The Arms of Alfred Thomas Townshend Verney-Cave, the 5th Baron Braye
The armorial bearings as engraved upon this Suite of Twelve George III English Silver Gilt Plates by Charles Frederick Kandler hallmarked London 1767 are those of Alfred Thomas Townshend Verney-Cave, the 5th Baron Braye. They may be blazoned as follows:
Arms: Quarterly 1st and 4th Azure fretty argent (for Cave) 2nd and 3rd Azure on a cross argent five mullets gules (for Verney)
The arms are ensigned with a baron’s coronet.
Supporters: Two lions guardant or winged vair
Motto: Gardez [Beware]
The manufacture and hallmarking of this suite of plates antedates the engraving of these armorial bearings by one hundred and twelve years. Given the history of the Barony of Braye which was created as a barony by writ within the Peerage of England in 1529 in the person of Sir Edmund Braye, of Eaton Braye in the County of Bedfordshire there is only be one candidate who would have commissioned these plates. This individual was Alfred Thomas Townshend Verney-Cave (born 23rd July 1849 died 1st July 1928) who succeeded his mother as the 5th Baron Braye on the 14th November 1879.

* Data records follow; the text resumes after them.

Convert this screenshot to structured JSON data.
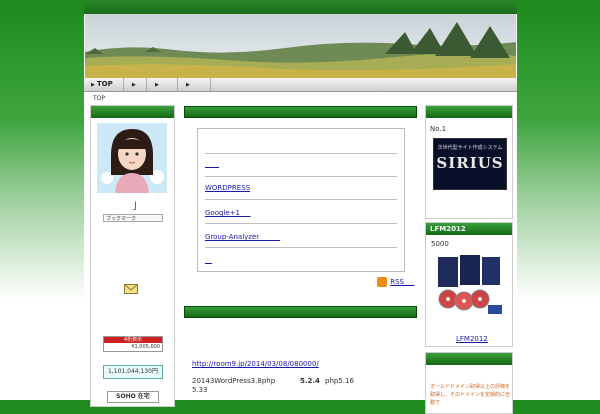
{
  "nav": {
    "items": [
      {
        "label": "TOP"
      },
      {
        "label": ""
      },
      {
        "label": ""
      },
      {
        "label": ""
      }
    ]
  },
  "breadcrumb": "TOP",
  "left": {
    "char_line": "亅",
    "bookmark_label": "ブックマーク",
    "counter1": "4桁表示",
    "counter1_value": "¥1,005,600",
    "counter2": "1,101,044,130円",
    "soho": "SOHO 在宅"
  },
  "center": {
    "links": [
      "____",
      "WORDPRESS",
      "Google+1　_",
      "Group-Analyzer　　　",
      "__"
    ],
    "rss": "RSS　_",
    "post_url": "http://room9.jp/2014/03/08/080000/",
    "post_text1": "20143WordPress3.8php",
    "post_bold": "5.2.4",
    "post_text2": "php5.16",
    "post_text3": "5.33"
  },
  "right": {
    "rank": "No.1",
    "sirius_sub": "次世代型サイト作成システム",
    "sirius_title": "SIRIUS",
    "lfm_head": "LFM2012",
    "lfm_price": "5000",
    "lfm_link": "LFM2012",
    "promo": "オールドドメイン取得以上の評価を取得し、そのドメインを定期的に自動で"
  }
}
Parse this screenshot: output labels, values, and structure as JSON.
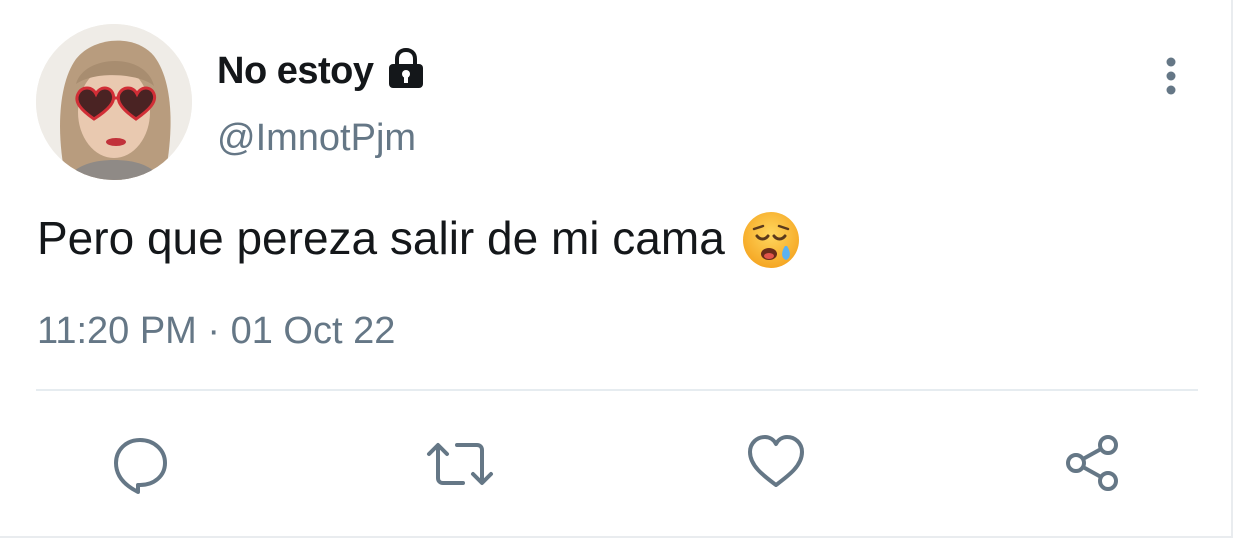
{
  "tweet": {
    "author": {
      "display_name": "No estoy",
      "handle": "@ImnotPjm",
      "protected_icon": "lock-icon",
      "avatar_icon": "avatar"
    },
    "text": "Pero que pereza salir de mi cama",
    "emoji_icon": "sleepy-face-emoji",
    "timestamp": "11:20 PM · 01 Oct 22"
  },
  "actions": [
    {
      "icon": "reply-icon"
    },
    {
      "icon": "retweet-icon"
    },
    {
      "icon": "like-icon"
    },
    {
      "icon": "share-icon"
    }
  ],
  "menu_icon": "more-vertical-icon",
  "colors": {
    "text_primary": "#14171a",
    "text_secondary": "#657786",
    "divider": "#e6ecf0",
    "icon": "#657786"
  }
}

The Barony of Braye fell into abeyance upon the death of John Braye, the 2nd Baron Braye on the 19th November 1557. It remained in abeyance amongst the descendants of the 2nd Baron’s sisters until the peerage was called out of abeyance by Letters Patent on the 3rd October 1839 in favour of Sarah OtwayCave1 (born 2nd July 1768 died 21st February 1862). Sarah was the only daughter of Sir Thomas Cave, the 6th Baronet of Stanford Hall, Stanford in the County of Northamptonshire and his wife, Sarah Edwards. She married Henry Otway (died 15th September 1815) on the 25th February 1790. Upon Sarah’s death in 1862, the peerage once again fell into to abeyance amongst her four daughters.2 The barony was once again called out of abeyance in favour of her fourth and surviving daughter, Henrietta (born 3rd November 1809 died 14th November 1879) as the fourth holder of this peerage. She married Edgell Wyatt-Edgell3 (died 26th September 1888) on the 24th September 1844. Their son, Alfred Thomas Townshend Verney-Cave succeeded as the 5th Baron Braye upon his mother’s death in 1862. Given that the arms as engraved upon the suite of plates are shown upon a shield and not upon a lozenge this allows that the earliest date these plates were engraved was not before February 1880 when Alfred assumed for himself and his sister, Frances Catherine Sarah (died 14th November 1884) the surnames of Verney-Cave in lieu of their patronymic and the arms of Cave quarterly with those of Verney by Royal Licence in February 1880.